Von Pepe Escobar
Natürlich geht es um Alaska. Hier steht einiges auf dem Spiel – doch das Schattenspiel dahinter ist noch weitaus spannender.
Wer in den Swinging Sixties des Kalten Krieges aufgewachsen ist, kann kaum widerstehen, Donald Trump als „Goldfinger“ zu besetzen (aber wer würde Oddjob spielen? Hegseth?). Schließlich ist Goldfinger ein mächtiger, skrupelloser Spieler. Sein Motto im 21. Jahrhundert wäre: „Auslöschen und plündern“ – eine Orgie der Vernichtung und Ausbeutung, wann immer sich die Gelegenheit bietet. Alles wird der Suche nach dem „Golden Deal“ unterworfen. Mein Weg. Der einzige Weg.
Nun könnte Goldfinger sein – kollektives – Gegenstück gefunden haben.
Beim letzten Alaska-Gipfel – damals zwischen den USA und China in einem heruntergekommenen Hotel in Anchorage – bebte das geopolitische Schachbrett. Trump-Putin könnte ähnliches bewirken – aber nur unter bestimmten Bedingungen.
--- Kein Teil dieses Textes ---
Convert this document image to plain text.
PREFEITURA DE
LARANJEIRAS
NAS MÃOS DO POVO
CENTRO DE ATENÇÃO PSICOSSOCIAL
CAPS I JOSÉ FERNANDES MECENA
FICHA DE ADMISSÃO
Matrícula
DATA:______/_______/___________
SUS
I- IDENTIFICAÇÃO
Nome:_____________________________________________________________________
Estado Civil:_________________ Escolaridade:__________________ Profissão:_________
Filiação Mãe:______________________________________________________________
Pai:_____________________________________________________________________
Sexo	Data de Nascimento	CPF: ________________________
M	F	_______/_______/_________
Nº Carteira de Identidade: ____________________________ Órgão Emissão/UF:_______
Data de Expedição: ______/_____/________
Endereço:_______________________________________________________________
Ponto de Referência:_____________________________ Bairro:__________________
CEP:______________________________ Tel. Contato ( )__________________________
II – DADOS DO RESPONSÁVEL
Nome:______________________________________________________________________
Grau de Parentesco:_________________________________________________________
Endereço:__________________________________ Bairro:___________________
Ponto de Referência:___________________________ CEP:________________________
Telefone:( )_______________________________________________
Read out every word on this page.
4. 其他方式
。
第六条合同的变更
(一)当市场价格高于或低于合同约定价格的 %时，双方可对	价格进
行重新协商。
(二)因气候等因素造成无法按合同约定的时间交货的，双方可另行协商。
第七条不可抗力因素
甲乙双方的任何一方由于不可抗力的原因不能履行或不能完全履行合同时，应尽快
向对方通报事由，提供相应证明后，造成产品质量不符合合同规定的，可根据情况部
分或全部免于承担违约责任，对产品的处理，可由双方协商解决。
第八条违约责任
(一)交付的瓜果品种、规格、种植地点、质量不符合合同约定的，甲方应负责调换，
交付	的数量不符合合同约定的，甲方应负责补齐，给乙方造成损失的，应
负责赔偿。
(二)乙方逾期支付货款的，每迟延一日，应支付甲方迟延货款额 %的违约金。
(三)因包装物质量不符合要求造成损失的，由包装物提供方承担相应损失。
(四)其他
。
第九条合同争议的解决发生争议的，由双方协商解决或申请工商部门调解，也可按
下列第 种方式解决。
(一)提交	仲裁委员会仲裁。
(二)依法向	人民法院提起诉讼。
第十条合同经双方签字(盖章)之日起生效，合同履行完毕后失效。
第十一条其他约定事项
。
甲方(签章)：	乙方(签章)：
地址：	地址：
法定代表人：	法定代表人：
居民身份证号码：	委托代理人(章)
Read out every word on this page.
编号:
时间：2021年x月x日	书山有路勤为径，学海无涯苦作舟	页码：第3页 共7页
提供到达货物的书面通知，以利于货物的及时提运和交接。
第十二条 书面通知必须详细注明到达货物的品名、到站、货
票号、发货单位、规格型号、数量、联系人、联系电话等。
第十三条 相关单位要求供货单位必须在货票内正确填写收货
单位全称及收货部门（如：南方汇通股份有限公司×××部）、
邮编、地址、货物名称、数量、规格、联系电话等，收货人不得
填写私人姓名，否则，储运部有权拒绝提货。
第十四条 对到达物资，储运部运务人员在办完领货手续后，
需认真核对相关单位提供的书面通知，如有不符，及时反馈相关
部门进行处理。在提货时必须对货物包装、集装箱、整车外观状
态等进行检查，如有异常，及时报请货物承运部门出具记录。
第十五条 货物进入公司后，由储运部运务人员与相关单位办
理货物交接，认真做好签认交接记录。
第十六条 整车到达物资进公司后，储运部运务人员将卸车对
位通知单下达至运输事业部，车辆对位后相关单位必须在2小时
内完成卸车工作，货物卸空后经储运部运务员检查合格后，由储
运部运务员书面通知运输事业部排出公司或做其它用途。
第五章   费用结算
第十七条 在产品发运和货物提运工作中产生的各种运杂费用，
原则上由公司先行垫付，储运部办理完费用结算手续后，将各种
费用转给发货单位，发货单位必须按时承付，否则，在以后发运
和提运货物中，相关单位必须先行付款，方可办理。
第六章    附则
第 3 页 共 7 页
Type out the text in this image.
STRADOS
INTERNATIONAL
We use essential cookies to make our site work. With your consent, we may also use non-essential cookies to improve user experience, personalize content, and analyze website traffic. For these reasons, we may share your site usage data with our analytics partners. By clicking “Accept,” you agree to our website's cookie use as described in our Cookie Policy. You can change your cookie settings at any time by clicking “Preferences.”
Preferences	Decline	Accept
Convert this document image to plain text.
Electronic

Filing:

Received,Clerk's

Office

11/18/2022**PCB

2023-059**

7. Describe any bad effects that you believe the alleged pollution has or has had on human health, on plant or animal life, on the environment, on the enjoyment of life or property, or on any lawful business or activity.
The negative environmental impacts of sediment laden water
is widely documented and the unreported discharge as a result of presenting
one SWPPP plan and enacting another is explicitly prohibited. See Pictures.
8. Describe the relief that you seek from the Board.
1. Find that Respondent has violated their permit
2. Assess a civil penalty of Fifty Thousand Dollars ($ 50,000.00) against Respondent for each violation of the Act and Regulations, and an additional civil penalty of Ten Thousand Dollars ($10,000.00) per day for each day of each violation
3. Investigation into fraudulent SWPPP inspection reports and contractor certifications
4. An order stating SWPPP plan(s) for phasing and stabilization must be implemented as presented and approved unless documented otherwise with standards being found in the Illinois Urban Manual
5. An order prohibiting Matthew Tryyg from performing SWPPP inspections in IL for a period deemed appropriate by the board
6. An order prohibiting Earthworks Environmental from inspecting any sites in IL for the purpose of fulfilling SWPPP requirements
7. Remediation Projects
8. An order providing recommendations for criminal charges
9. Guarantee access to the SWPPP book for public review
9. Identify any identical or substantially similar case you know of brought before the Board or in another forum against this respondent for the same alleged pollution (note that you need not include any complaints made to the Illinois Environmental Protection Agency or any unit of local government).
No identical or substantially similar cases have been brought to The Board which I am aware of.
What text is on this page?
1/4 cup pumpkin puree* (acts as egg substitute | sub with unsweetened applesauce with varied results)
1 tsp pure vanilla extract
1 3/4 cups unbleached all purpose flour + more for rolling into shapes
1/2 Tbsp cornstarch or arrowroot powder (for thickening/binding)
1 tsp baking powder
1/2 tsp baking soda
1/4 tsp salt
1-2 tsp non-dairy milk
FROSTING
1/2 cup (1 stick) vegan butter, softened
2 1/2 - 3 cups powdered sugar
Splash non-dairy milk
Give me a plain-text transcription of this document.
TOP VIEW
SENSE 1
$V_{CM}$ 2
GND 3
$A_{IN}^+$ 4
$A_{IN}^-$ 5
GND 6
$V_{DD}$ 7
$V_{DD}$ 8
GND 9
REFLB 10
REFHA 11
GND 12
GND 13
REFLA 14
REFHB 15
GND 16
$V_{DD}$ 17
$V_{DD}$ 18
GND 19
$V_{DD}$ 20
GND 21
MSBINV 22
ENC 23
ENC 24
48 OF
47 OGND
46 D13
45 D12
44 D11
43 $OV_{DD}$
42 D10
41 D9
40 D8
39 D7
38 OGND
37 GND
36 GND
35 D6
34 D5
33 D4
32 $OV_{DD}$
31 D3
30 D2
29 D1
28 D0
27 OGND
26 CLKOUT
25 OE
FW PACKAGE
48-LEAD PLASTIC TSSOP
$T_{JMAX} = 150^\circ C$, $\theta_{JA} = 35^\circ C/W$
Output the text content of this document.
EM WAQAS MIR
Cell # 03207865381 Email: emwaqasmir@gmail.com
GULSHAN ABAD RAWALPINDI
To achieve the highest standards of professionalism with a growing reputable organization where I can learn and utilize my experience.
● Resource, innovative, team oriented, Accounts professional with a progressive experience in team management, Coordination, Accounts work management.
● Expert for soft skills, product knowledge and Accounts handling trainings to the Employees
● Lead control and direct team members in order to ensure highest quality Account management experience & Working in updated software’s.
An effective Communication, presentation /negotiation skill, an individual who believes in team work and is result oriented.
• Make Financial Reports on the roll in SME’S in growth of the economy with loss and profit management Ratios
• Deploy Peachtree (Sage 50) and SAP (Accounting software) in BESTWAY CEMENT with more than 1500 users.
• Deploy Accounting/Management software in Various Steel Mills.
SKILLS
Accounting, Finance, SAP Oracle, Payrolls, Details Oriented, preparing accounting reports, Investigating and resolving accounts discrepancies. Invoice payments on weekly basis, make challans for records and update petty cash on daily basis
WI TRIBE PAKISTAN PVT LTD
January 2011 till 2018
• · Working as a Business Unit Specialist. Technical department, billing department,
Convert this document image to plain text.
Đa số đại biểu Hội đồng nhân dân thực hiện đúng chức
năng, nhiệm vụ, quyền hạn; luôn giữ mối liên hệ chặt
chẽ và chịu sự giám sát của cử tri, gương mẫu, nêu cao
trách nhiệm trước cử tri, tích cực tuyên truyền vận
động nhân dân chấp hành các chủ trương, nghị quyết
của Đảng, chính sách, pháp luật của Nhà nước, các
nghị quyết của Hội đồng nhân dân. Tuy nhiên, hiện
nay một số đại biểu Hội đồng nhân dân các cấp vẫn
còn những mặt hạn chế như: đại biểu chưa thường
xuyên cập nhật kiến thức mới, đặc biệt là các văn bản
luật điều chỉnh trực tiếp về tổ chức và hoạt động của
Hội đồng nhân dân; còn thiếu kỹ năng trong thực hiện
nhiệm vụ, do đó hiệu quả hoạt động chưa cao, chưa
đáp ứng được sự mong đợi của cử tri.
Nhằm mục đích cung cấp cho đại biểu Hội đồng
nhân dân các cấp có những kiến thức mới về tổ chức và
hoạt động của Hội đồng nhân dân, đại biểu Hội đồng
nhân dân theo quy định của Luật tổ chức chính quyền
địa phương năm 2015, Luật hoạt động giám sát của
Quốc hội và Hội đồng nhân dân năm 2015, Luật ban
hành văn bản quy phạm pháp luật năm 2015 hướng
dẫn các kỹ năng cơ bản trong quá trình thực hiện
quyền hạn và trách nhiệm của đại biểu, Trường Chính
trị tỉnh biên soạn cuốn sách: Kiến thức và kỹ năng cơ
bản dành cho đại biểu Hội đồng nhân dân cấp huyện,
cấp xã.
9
Für Alaska gibt es nur ein realistisches, optimales Endspiel: eine gemeinsame Absichtserklärung, die ein Folgetreffen – am besten auf russischem Boden – in Aussicht stellt. Ein Auftakt für einen langen, kurvenreichen Weg zu einer echten Neuordnung der US-russischen Beziehungen, möglicherweise auch zu einer Beilegung des Stellvertreterkriegs in der Ukraine.
Im Kern könnten sie sich darauf einigen, weiterzureden. Entscheidend wäre, wenn Goldfinger zusagt, keine Sekundärsanktionen gegen Russlands Partner zu verhängen. Das wäre ein enormer Sieg der BRICS (ohne Iran und Nordkorea).
Die BRICS schmieden aktiv eine Koalition gegen Goldfinger. Die Hauptakteure: Bär, Drache, Tukan und Elefant – die vier ursprünglichen BRIC-Gründer. Später käme die Nachtigall hinzu, da sie strategische Partnerschaften mit Bär, Drache und Elefant pflegt.
Doch in Alaska muss der oberste Bär bedenken, was für den russischen Generalstab und den Geheimdienst in Moskau unverzichtbar ist: Solange Goldfingers Helfer die Ukraine weiter mit Waffen und Informationen versorgen, wird ein „Waffenstillstand“ nur eine Atempause sein – Zeit für Kiew, bis an die Zähne aufzurüsten.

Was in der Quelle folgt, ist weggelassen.